Reputation: 85
I need to hold a very large vector in memory, about 10**8 in size, and I need a fast random access to it. I tried to use numpy.memmap, but encountered the following error:
RuntimeWarning: overflow encountered in int_scalars bytes = long(offset + size*_dbytes)
fid.seek(bytes - 1, 0): [Errno 22] Invalid argument
It seems that the memmap is using a long and my vector length is too big.
Is there a way to overcome this and use memmap? or maybe there is a good alternative?
Thanks
Upvotes: 2
Views: 899
Reputation: 13999
It sounds like you're using a 32-bit version of Python (I also assume you're running on Windows). From the numpy.memmap
docs:
Memory-mapped files cannot be larger than 2GB on 32-bit systems.
So the simple solution to your problem is to just upgrade your Python install to 64-bit.
If your CPU was manufactured sometime in that last decade, it should be possible to upgrade to 64-bit Python.
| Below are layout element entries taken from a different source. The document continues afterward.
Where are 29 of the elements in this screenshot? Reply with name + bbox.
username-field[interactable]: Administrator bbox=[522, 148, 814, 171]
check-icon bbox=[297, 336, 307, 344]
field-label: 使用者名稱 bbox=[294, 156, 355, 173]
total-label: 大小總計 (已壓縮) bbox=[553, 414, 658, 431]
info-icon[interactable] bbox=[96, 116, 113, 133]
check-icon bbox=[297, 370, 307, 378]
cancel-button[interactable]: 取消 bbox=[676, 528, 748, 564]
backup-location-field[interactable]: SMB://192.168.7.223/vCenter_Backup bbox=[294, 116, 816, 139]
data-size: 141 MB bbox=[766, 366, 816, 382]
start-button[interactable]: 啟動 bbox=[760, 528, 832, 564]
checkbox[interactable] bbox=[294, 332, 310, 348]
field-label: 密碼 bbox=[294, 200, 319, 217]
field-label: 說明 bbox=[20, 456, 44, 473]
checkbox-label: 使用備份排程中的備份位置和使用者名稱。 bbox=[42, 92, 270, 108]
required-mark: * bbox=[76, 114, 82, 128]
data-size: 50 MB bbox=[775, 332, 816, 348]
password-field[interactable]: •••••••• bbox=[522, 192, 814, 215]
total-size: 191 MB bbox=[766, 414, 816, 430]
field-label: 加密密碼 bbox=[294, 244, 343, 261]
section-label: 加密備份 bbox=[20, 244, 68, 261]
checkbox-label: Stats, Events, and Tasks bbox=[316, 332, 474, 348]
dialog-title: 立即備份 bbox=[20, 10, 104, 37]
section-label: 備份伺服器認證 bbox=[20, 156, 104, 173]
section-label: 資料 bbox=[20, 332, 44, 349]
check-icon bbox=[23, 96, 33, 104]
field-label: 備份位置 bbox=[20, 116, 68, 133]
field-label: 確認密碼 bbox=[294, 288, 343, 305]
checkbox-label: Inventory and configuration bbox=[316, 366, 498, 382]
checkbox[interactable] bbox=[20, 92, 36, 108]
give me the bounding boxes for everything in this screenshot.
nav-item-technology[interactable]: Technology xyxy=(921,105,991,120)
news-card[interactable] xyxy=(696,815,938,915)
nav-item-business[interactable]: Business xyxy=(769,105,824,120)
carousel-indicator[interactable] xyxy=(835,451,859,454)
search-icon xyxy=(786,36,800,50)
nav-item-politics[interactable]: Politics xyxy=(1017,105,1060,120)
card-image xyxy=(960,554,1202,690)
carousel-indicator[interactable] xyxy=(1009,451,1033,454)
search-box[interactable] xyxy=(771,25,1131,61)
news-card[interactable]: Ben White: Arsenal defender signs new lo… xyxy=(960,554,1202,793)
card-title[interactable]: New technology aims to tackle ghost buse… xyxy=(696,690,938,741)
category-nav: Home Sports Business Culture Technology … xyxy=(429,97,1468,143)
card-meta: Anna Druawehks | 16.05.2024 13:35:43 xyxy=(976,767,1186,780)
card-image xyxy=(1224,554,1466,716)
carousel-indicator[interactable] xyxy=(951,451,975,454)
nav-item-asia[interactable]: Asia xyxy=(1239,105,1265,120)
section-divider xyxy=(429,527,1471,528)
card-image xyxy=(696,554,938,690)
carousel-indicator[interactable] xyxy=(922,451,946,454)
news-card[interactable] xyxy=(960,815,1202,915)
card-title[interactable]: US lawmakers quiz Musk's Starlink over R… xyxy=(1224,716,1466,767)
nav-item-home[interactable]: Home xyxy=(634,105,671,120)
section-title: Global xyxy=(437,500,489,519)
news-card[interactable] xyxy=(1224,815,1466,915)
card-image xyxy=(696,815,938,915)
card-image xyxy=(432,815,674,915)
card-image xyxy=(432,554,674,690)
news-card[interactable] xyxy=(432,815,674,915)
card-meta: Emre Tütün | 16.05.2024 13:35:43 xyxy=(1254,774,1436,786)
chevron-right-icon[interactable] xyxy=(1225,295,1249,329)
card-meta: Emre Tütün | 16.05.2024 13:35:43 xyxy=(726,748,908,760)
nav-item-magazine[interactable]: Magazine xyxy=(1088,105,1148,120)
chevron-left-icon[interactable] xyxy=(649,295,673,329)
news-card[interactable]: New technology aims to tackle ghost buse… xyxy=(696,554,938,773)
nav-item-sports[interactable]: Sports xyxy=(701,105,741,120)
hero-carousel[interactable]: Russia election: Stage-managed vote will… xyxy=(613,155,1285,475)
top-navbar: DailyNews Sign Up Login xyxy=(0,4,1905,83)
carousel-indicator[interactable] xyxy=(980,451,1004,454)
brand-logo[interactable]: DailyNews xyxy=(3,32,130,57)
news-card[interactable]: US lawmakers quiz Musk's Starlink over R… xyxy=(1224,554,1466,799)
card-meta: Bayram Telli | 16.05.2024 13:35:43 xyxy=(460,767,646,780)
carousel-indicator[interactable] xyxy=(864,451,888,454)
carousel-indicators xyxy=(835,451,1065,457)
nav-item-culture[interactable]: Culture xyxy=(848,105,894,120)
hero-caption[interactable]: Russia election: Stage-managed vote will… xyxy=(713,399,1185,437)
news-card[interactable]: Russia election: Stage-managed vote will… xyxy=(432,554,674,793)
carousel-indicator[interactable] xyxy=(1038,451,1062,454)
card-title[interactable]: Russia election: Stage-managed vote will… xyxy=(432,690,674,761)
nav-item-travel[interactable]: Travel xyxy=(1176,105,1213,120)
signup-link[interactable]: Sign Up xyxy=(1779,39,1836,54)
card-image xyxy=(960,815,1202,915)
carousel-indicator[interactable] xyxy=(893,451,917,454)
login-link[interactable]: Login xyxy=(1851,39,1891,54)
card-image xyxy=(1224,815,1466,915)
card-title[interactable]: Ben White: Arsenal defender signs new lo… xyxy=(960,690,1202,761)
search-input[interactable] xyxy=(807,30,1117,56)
So long as your Python is 32-bit, working with arrays larger than 2 GB is never going to be easy or straightforward. Your only real option is to split the array up into pieces no larger than 2 GB at the time you originally create it/write it out to disk. You would then operate on each piece independently.
Also, you'd still have to use numpy.memmap
with each piece, since Python itself will run out of memory otherwise.
If handling these kinds of large arrays is something you have to do a lot of on a regular basis, you should consider switching your code/workflow over one of the big data frameworks. There's a whole bunch of them available for Python now. I've used Pyspark extensively before, and it's pretty easy to use (though requires a bunch of set up). In the comments B. M. mentions Dask, another such big data framework.
Though if this is just a one off task, it's probably not worth the trouble to spin up one of these frameworks.
Upvotes: 2